Los medios son, en cuanto empresas, entidades privadas, pero el rasgo distintivo –de forma análoga a otras como las dedicadas a la salud o la educación- es que el servicio que prestan es un bien público y su influencia en la sociedad las convierte en entidades de interés público, en las que es saludable la transparencia con la finalidad no solo de aumentar la respetabilidad e integridad de medios y periodistas, sino, sobre todo, para que el público tenga más elementos para fundamentar su confianza hacia los medios. Como ha escrito Warren L. Batts: “Cualquier compañía tiene que vender la credibilidad de su producto, pero una empresa de medios no tiene ninguna otra cosa que vender”.
El segundo aspecto medular es cómo elevar los niveles de profesionalismo, compatibles con la delicadeza de la función informativa. En este sentido, es necesario explorar la naturaleza de la relación entre los propietarios de los medios y sus periodistas.
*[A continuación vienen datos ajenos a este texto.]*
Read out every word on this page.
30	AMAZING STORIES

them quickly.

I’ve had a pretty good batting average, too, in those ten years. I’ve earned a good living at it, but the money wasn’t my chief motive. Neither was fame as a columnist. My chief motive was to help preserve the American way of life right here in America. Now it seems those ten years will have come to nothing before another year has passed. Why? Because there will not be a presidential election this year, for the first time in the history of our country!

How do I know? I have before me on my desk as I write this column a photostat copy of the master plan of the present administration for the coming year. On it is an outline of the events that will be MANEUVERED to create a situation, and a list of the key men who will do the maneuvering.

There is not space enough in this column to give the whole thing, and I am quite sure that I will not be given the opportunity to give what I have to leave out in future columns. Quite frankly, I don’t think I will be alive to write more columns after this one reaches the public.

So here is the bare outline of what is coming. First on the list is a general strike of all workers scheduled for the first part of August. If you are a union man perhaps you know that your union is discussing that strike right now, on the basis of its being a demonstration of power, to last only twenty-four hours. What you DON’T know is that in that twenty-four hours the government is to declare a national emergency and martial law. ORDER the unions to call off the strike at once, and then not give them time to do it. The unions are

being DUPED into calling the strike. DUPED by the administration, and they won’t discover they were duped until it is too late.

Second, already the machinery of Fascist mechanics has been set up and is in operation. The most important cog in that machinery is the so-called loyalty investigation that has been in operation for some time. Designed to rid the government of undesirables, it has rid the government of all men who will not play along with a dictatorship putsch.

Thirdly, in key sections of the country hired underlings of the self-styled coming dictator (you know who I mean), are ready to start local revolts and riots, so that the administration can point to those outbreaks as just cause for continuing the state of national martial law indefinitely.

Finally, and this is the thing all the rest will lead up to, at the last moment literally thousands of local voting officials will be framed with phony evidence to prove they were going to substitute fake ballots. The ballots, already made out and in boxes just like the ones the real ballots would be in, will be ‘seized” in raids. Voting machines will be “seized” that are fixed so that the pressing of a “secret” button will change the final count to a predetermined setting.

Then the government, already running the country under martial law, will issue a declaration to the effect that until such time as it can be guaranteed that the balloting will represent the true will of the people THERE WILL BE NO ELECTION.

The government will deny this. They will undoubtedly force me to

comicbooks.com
Como en ciertas ocasiones es posible que los primeros orienten la política editorial de los segundos, tal vez se produzca una tensión entre la libertad del periodista, la calidad editorial, y la información que el público recibe. En sus memorias, Katharine Graham, quien fuera presidenta de The Washington Post, recuerda cómo evitó siempre que su amistad o enemistad con alguien interfiriera en la calidad o el rigor de lo que publicaban sus medios. “La mayoría de los redactores –cuenta- no sabía a quién conocía yo y, si lo sabían, no les importaba. Y, sobre todo, yo tenía muy claras mis prioridades. En cualquier conflicto entre los periodistas y funcionarios que eran amigos míos, siempre defendí a los primeros”.
¿Cómo hacer frente a esta relación tan singular? Eso lo deben decidir los medios por supuesto, a través quizá de estatutos o códigos profesionales que concilien de manera saludable la convivencia entre los distintos intereses y el servicio al público, la independencia, la libertad y los derechos de los periodistas.
Y finalmente hay un reto que introduce presiones adicionales al trabajo de los periodistas y es que la abundancia, la dispersión y la velocidad con que suceden las cosas afectan eventualmente el contenido, la precisión y la calidad de lo que publican. Es cierto que “el periodismo no es ciencia exacta”, pero algunas prácticas ayudan. Por ejemplo, muy cerca de cumplir su bicentenario, The Times, el rotativo inglés, publicó un anuncio en el que aseguraba que para ''hacer un buen periódico” la receta era muy simple: ''Sólo hay que informar, percibir, planear, explorar, descubrir, investigar, buscar, calcular, desenredar, probar, analizar, edificar, comprobar antecedentes, buscar en las fuentes, evaluar, volver a verificar, sopesar, autentificar, sintetizar, perfilar, ponderar, apreciar, juzgar, reflexionar, predecir, elogiar, aplaudir, deplorar, testificar, avisar, explicar, desmitificar, clarificar, examinar, ilustrar, advertir, aseverar, asombrar, entrevistar, confirmar, corregir y, después de todo ello, publicar''.
Si bien es cierto que la alternancia mexicana fue la consecuencia de un proceso gradual, complejo y variado, también lo es que la construcción de una democracia consolidada y una ciudadanía de alta intensidad necesitan un sistema de medios que reúna algunas de las características apuntadas. El desarrollo político mexicano, en un sentido amplio, será moderno, sustentable y homologable internacionalmente, en la medida en que tenga medios y periodistas más profesionales, con sentido del humor, rigurosos, cultos, creíbles, capaces de rendir cuentas al público y más humildes. Ni más, ni menos que eso.